Still, as genetic sequencing techniques improve, our understanding of the human microbiome is likely to improve. Rather than relying on chemical formulas, we may be able to take drugs containing a specific suite of bacteria to subtly alter our microbial ecosystem to treat a number of different diseases, from acute intestinal infections like C. difficile to chronic ailments like clogged arteries.
Assembling the Puzzle
Despite the breakneck pace of discovery, we’re still very much in the early days of learning what we can do with the microbiome and what it can do for us. There’s a long road ahead, and the speed with which we travel down it is dependent on new investigative techniques like the sort that Jansson’s lab are developing. She calls her method an “omics” approach, meaning she’s drawing on genomics, metabolomics, proteomics, and so on, all techniques that rely on huge amounts of data to distill insights into genetics, metabolism, proteins, and more.

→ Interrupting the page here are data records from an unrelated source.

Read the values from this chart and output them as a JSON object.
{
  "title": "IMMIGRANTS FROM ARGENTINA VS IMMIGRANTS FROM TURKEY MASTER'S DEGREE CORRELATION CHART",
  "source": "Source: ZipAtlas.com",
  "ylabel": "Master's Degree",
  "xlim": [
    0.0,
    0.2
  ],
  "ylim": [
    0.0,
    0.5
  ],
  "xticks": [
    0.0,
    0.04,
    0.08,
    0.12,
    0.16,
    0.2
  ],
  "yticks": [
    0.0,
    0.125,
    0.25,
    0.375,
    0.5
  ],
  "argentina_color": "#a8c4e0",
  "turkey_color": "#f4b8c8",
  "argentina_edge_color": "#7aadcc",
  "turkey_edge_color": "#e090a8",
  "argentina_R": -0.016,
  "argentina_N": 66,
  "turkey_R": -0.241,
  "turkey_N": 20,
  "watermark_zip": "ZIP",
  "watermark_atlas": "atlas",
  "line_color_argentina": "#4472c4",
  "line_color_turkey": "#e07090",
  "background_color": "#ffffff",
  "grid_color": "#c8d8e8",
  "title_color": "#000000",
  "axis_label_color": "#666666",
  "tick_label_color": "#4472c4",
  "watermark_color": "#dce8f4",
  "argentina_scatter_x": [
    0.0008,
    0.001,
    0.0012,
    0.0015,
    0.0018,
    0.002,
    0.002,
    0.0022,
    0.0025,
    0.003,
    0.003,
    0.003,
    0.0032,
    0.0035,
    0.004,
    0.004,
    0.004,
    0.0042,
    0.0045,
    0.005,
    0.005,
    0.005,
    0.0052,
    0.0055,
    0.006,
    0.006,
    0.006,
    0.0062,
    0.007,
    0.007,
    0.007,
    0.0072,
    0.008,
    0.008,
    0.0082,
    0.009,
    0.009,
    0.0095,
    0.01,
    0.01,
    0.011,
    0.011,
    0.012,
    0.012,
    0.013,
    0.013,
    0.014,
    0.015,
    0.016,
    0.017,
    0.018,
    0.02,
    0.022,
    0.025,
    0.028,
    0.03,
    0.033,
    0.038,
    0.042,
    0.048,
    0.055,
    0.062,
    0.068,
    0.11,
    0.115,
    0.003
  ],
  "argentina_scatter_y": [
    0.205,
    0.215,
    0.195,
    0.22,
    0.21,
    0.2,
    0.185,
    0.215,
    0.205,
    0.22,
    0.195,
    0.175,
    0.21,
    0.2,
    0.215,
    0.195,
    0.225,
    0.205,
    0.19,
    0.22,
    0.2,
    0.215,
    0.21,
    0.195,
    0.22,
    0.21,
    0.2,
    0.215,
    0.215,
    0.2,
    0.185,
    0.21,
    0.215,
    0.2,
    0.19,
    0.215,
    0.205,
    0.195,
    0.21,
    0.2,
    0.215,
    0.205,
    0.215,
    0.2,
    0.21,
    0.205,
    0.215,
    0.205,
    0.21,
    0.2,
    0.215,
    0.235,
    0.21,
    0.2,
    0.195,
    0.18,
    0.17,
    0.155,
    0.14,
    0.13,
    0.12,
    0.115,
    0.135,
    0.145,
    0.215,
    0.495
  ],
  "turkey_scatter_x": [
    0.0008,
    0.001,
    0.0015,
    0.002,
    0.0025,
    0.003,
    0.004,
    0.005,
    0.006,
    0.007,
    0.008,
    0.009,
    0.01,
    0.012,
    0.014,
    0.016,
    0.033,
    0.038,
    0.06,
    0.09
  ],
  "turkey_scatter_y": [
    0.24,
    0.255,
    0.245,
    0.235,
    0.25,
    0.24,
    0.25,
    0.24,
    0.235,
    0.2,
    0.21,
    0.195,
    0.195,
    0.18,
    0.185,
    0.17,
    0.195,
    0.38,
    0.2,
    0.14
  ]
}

Developing lab protocols to purify the necessary materials is a challenge, but even more constraining are computing resources. “It’s hard to even weed through the data,” Jansson says. “You need supercomputing facilities and really massive statistical analyses to be able to go through these data sets.”
Our primitive understanding of the microbiome’s diversity is also holding us back. Where we once thought there were perhaps a few thousand species, now “reasonable estimates are more on the order or millions or hundreds of millions,” according to Jonathan Eisen, an evolutionary biologist at the University of California, Davis.
Jansson is hopeful that by mapping that diversity, we can gain a better understanding of the role bacteria play in the environment and in our bodies—and how we can use them. “A lot of bioinformatics tools are being developed,” she says. “We’re pretty close to being able to deal with massive amounts of these signature gene sequences.”
Sequencing techniques and supercomputing promise to deepen our understanding of microbial communities, but at its heart, the field is dependent on something more personal and less quantifiable—scientific collaboration. After all, without partnerships like Jansson and her colleague Charlotta Edlund’s, we may still be in the dark about the diversity and significance of the microbiome. But with them, we’ve changed the way we treat diseases, clean up the environment, and grow food. Who knows what comes next?